Première ministre depuis 2019, la cheffe de file du parti, Mette Frederiksen, avait jusqu’à la fin d’octobre pour organiser des élections législatives. Profitant d’une embellie dans les sondages après la crise groenlandaise de ce début d’année, elle a décidé, jeudi 26 février, de convoquer des élections, dès le 24 mars, donnant le coup d’envoi de la campagne.
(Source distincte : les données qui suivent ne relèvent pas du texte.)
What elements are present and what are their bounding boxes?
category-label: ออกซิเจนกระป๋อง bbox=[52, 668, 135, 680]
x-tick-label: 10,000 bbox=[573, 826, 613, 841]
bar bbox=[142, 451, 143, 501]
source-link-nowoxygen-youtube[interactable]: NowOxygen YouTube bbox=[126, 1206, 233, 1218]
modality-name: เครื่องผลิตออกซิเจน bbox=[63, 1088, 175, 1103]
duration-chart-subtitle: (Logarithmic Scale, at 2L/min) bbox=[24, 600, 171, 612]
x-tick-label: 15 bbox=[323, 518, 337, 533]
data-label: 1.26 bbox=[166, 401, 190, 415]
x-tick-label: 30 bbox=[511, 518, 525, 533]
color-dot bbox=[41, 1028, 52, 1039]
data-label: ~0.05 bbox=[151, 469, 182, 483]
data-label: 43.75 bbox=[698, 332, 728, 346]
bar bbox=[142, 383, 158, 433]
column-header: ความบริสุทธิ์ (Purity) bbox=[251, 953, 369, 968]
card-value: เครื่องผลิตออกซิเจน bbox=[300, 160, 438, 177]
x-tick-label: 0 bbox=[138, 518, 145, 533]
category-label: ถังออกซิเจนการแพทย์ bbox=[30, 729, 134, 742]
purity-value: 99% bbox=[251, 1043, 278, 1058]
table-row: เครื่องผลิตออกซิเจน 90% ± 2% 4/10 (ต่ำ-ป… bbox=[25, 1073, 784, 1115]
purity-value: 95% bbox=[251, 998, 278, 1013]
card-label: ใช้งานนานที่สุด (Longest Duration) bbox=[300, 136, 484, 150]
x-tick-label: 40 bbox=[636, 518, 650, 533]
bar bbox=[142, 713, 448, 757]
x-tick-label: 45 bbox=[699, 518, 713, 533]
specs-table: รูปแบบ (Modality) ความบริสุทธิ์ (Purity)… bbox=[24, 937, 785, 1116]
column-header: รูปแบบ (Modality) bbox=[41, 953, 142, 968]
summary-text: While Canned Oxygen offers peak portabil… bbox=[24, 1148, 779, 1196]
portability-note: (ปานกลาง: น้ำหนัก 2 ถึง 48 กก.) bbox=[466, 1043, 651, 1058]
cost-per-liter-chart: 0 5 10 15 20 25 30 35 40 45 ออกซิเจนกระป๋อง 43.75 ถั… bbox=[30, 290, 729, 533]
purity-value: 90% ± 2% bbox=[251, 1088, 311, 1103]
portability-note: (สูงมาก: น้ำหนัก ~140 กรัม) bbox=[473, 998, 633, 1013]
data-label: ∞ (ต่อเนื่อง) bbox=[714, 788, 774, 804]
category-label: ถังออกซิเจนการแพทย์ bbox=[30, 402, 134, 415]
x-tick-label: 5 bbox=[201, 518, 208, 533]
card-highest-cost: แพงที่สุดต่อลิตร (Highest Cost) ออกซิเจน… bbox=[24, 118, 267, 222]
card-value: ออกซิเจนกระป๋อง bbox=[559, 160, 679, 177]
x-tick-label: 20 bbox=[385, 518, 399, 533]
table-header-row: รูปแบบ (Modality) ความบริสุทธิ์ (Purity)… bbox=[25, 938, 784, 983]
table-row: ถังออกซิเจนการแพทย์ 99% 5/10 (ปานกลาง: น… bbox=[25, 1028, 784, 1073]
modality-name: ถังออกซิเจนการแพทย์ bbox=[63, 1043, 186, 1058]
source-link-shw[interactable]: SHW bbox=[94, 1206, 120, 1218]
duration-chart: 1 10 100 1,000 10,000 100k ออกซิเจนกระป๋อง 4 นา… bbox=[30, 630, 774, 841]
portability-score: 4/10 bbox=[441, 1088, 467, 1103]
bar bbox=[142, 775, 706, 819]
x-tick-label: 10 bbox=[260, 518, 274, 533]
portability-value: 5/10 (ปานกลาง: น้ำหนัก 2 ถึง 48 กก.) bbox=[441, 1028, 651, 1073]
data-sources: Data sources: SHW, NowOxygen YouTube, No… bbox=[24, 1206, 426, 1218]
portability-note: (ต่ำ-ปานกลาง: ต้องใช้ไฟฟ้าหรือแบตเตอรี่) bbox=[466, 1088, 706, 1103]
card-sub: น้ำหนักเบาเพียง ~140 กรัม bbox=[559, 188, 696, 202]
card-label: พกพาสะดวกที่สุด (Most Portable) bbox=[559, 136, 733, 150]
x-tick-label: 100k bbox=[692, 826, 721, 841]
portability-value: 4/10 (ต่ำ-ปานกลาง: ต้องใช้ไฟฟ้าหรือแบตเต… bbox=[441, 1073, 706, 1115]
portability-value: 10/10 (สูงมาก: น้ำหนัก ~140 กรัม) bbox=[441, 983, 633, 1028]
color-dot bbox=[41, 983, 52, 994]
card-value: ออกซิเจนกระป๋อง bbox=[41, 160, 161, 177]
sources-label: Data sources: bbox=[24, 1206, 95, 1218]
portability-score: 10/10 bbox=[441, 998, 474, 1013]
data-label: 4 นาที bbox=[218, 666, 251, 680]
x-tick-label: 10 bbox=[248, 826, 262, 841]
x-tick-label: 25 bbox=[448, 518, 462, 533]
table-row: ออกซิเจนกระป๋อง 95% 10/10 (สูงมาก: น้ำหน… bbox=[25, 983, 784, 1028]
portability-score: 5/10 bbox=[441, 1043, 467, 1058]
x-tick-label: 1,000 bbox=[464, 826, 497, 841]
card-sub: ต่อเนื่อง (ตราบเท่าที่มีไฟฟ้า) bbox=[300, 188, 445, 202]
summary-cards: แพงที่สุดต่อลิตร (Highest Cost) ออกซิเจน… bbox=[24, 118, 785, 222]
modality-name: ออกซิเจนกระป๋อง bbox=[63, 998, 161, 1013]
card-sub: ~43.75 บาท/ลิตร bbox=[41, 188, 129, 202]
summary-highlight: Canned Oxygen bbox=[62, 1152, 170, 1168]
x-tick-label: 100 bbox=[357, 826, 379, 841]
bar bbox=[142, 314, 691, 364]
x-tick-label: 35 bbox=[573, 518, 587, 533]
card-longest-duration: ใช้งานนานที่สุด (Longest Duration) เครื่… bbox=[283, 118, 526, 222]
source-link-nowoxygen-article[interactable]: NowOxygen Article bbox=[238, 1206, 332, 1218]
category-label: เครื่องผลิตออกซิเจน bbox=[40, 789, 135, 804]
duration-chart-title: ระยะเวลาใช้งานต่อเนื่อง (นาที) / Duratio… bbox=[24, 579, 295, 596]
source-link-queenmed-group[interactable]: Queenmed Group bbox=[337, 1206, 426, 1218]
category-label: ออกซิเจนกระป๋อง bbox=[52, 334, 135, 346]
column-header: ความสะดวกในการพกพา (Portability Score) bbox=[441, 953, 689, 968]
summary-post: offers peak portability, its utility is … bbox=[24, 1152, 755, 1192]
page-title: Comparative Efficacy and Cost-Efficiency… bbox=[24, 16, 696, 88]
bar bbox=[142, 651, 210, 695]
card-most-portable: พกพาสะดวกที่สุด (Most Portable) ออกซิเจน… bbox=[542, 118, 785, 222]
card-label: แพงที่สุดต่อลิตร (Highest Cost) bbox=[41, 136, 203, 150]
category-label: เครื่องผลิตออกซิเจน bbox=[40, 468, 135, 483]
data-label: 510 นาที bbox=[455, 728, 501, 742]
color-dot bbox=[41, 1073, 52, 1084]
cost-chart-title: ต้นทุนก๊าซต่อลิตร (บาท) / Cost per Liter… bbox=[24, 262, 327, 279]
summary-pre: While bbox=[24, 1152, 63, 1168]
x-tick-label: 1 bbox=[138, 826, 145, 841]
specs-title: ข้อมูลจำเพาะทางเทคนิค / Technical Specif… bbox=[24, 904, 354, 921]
Alors que sa formation est concurrencée sur sa gauche – le Parti populaire socialiste a remporté la mairie de Copenhague en novembre 2025, après être arrivé en tête des européennes en 2024 –, Mette Frederiksen a frappé un grand coup : elle a annoncé que son parti comptait imposer, à hauteur de 5 %, les fortunes supérieures à 25 millions de couronnes danoises (2,3 millions d’euros).